Qu’elle aussi a porté la mort et le canon dans mes villages bleus, qu’elle a dressé les miens les uns contre les autres comme des chiens se disputant un os.
Qu’elle a traité les résistants de bandits, et craché sur les têtes-aux-vastes-desseins.
Oui, Seigneur, pardonne à la France qui dit bien la voie droite et chemine par les sentiers obliques
Qui m’invite à sa table et me dit d’apporter mon pain, qui me donne de la main droite et de la main gauche enlève la moitié.

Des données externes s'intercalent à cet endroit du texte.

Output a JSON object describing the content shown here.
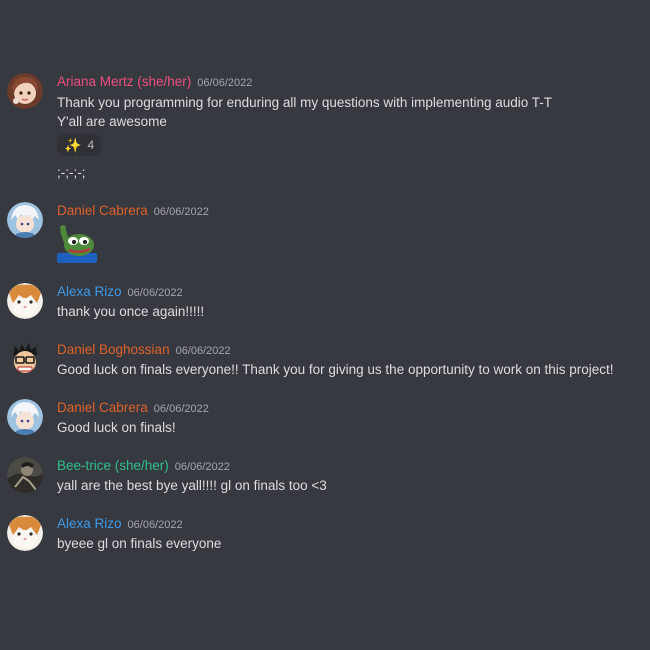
{
  "colors": {
    "background": "#36393f",
    "ariana": "#f04f7e",
    "daniel_cabrera": "#e0612b",
    "alexa": "#3e9be9",
    "daniel_boghossian": "#e0612b",
    "bee_trice": "#2fbf8e"
  },
  "messages": [
    {
      "author": "Ariana Mertz (she/her)",
      "timestamp": "06/06/2022",
      "avatar_icon": "anime-girl-avatar-icon",
      "lines": [
        "Thank you programming for enduring all my questions with implementing audio T-T",
        "Y'all are awesome"
      ],
      "reaction": {
        "emoji": "✨",
        "emoji_name": "sparkles-icon",
        "count": "4"
      },
      "extra_line": ";-;-;-;"
    },
    {
      "author": "Daniel Cabrera",
      "timestamp": "06/06/2022",
      "avatar_icon": "white-haired-avatar-icon",
      "sticker": "pepe-wave-sticker"
    },
    {
      "author": "Alexa Rizo",
      "timestamp": "06/06/2022",
      "avatar_icon": "hamster-avatar-icon",
      "lines": [
        "thank you once again!!!!!"
      ]
    },
    {
      "author": "Daniel Boghossian",
      "timestamp": "06/06/2022",
      "avatar_icon": "glasses-character-avatar-icon",
      "lines": [
        "Good luck on finals everyone!! Thank you for giving us the opportunity to work on this project!"
      ]
    },
    {
      "author": "Daniel Cabrera",
      "timestamp": "06/06/2022",
      "avatar_icon": "white-haired-avatar-icon",
      "lines": [
        "Good luck on finals!"
      ]
    },
    {
      "author": "Bee-trice (she/her)",
      "timestamp": "06/06/2022",
      "avatar_icon": "dark-character-avatar-icon",
      "lines": [
        "yall are the best bye yall!!!! gl on finals too <3"
      ]
    },
    {
      "author": "Alexa Rizo",
      "timestamp": "06/06/2022",
      "avatar_icon": "hamster-avatar-icon",
      "lines": [
        "byeee gl on finals everyone"
      ]
    }
  ]
}
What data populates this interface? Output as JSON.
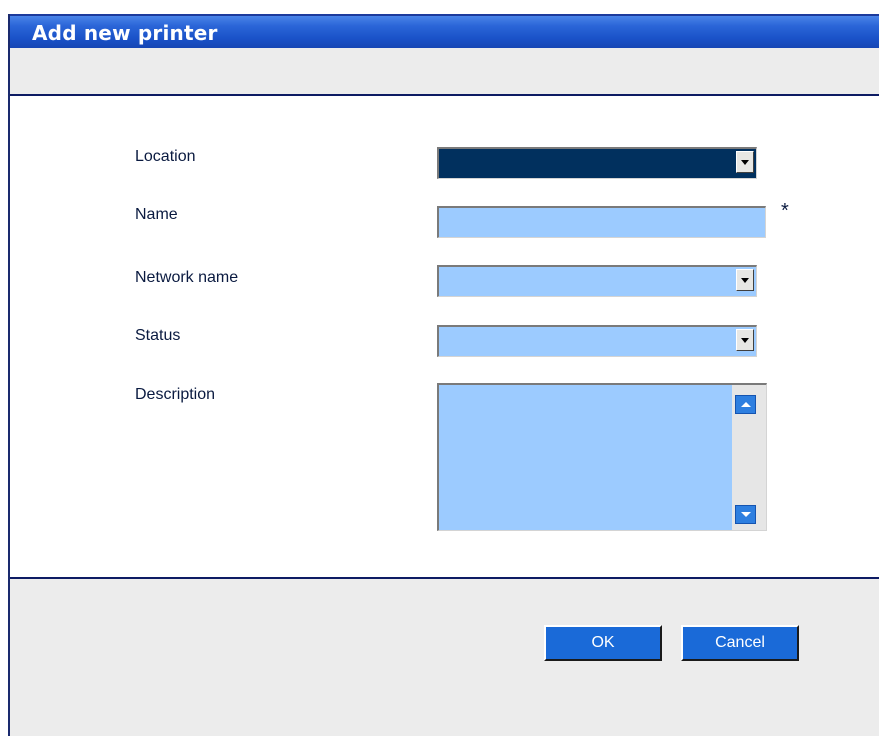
{
  "window": {
    "title": "Add new printer"
  },
  "form": {
    "location": {
      "label": "Location",
      "value": ""
    },
    "name": {
      "label": "Name",
      "value": "",
      "required_mark": "*"
    },
    "network_name": {
      "label": "Network name",
      "value": ""
    },
    "status": {
      "label": "Status",
      "value": ""
    },
    "description": {
      "label": "Description",
      "value": ""
    }
  },
  "buttons": {
    "ok": "OK",
    "cancel": "Cancel"
  },
  "icons": {
    "dropdown": "chevron-down-icon",
    "scroll_up": "scroll-up-icon",
    "scroll_down": "scroll-down-icon"
  },
  "colors": {
    "title_bar": "#2b66d8",
    "field_bg": "#9ccbff",
    "selected_field_bg": "#01305e",
    "button_bg": "#1a6ad8",
    "panel_bg": "#ececec",
    "divider": "#0d1b63"
  }
}
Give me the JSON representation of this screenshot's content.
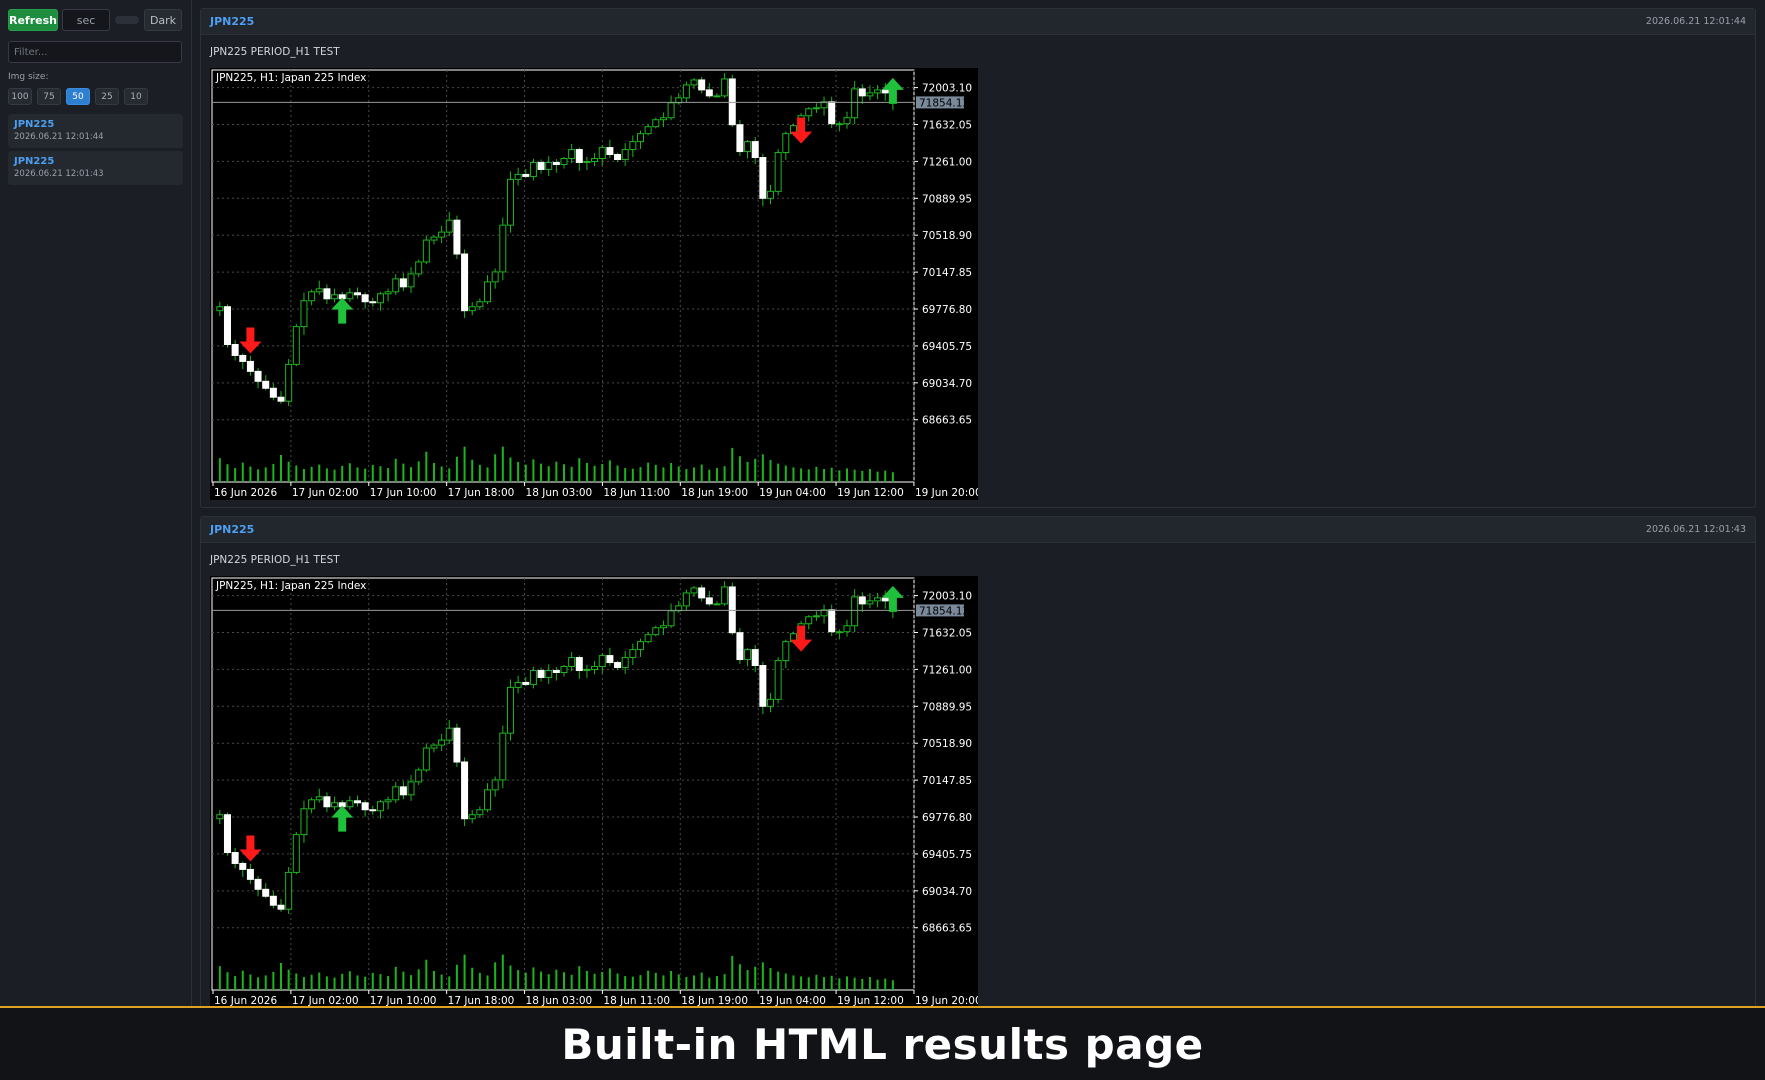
{
  "sidebar": {
    "refresh_label": "Refresh",
    "interval_value": "sec",
    "theme_label": "Dark",
    "filter_placeholder": "Filter...",
    "img_size_label": "Img size:",
    "sizes": [
      "100",
      "75",
      "50",
      "25",
      "10"
    ],
    "active_size": "50",
    "items": [
      {
        "name": "JPN225",
        "time": "2026.06.21 12:01:44"
      },
      {
        "name": "JPN225",
        "time": "2026.06.21 12:01:43"
      }
    ]
  },
  "results": [
    {
      "title": "JPN225",
      "time": "2026.06.21 12:01:44",
      "subtitle": "JPN225 PERIOD_H1 TEST"
    },
    {
      "title": "JPN225",
      "time": "2026.06.21 12:01:43",
      "subtitle": "JPN225 PERIOD_H1 TEST"
    }
  ],
  "banner": {
    "text": "Built-in HTML results page"
  },
  "colors": {
    "accent": "#4c9ff1",
    "refresh": "#1e8e3e",
    "bull": "#ffffff",
    "bear_wick": "#1db51d",
    "arrow_up": "#1fc13a",
    "arrow_down": "#ff1a1a",
    "banner_border": "#e0a020"
  },
  "chart_data": {
    "type": "candlestick",
    "title": "JPN225, H1:  Japan 225 Index",
    "y_ticks": [
      72003.1,
      71632.05,
      71261.0,
      70889.95,
      70518.9,
      70147.85,
      69776.8,
      69405.75,
      69034.7,
      68663.65
    ],
    "current_price": 71854.13,
    "x_ticks": [
      "16 Jun 2026",
      "17 Jun 02:00",
      "17 Jun 10:00",
      "17 Jun 18:00",
      "18 Jun 03:00",
      "18 Jun 11:00",
      "18 Jun 19:00",
      "19 Jun 04:00",
      "19 Jun 12:00",
      "19 Jun 20:00"
    ],
    "ylim": [
      68480,
      72180
    ],
    "closes": [
      69800,
      69420,
      69310,
      69250,
      69150,
      69050,
      68980,
      68890,
      68850,
      69220,
      69600,
      69860,
      69950,
      69980,
      69880,
      69920,
      69880,
      69940,
      69920,
      69850,
      69840,
      69930,
      69950,
      70080,
      70000,
      70130,
      70250,
      70470,
      70500,
      70550,
      70670,
      70330,
      69760,
      69800,
      69850,
      70050,
      70150,
      70620,
      71080,
      71130,
      71110,
      71250,
      71180,
      71250,
      71230,
      71290,
      71380,
      71250,
      71260,
      71290,
      71400,
      71330,
      71280,
      71380,
      71460,
      71540,
      71610,
      71680,
      71700,
      71850,
      71900,
      72030,
      72080,
      71980,
      71920,
      71920,
      72090,
      71630,
      71360,
      71460,
      71300,
      70890,
      70960,
      71350,
      71540,
      71620,
      71720,
      71790,
      71800,
      71860,
      71640,
      71640,
      71700,
      71990,
      71920,
      71950,
      71980,
      71950,
      71860
    ],
    "volume": [
      0.62,
      0.43,
      0.31,
      0.48,
      0.36,
      0.27,
      0.33,
      0.44,
      0.72,
      0.51,
      0.39,
      0.28,
      0.35,
      0.42,
      0.3,
      0.26,
      0.38,
      0.46,
      0.33,
      0.29,
      0.41,
      0.37,
      0.31,
      0.6,
      0.45,
      0.34,
      0.52,
      0.82,
      0.47,
      0.36,
      0.3,
      0.66,
      0.98,
      0.57,
      0.41,
      0.33,
      0.74,
      0.98,
      0.64,
      0.5,
      0.42,
      0.58,
      0.45,
      0.37,
      0.51,
      0.43,
      0.35,
      0.62,
      0.47,
      0.38,
      0.44,
      0.55,
      0.39,
      0.31,
      0.29,
      0.34,
      0.48,
      0.41,
      0.33,
      0.47,
      0.36,
      0.28,
      0.33,
      0.42,
      0.26,
      0.31,
      0.37,
      0.94,
      0.68,
      0.5,
      0.6,
      0.74,
      0.56,
      0.45,
      0.39,
      0.33,
      0.3,
      0.27,
      0.35,
      0.28,
      0.32,
      0.24,
      0.3,
      0.26,
      0.22,
      0.28,
      0.2,
      0.23,
      0.18
    ],
    "signals": [
      {
        "type": "sell",
        "bar": 4,
        "price": 69470
      },
      {
        "type": "buy",
        "bar": 16,
        "price": 69750
      },
      {
        "type": "sell",
        "bar": 76,
        "price": 71580
      },
      {
        "type": "buy",
        "bar": 93,
        "price": 71960
      }
    ]
  }
}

Oui, Seigneur, pardonne à la France qui hait les occupants et m’impose l’occupation si gravement
Qui ouvre des voies triomphales aux héros et traite ses Sénégalais en mercenaires, faisant d'eux les dogues noirs de l’Empire.
Qui est la République et livre les pays aux Grands-Concessionnaires
Et de ma Mésopotamie, de mon Congo, ils ont fait un grand cimetière sous le soleil blanc.”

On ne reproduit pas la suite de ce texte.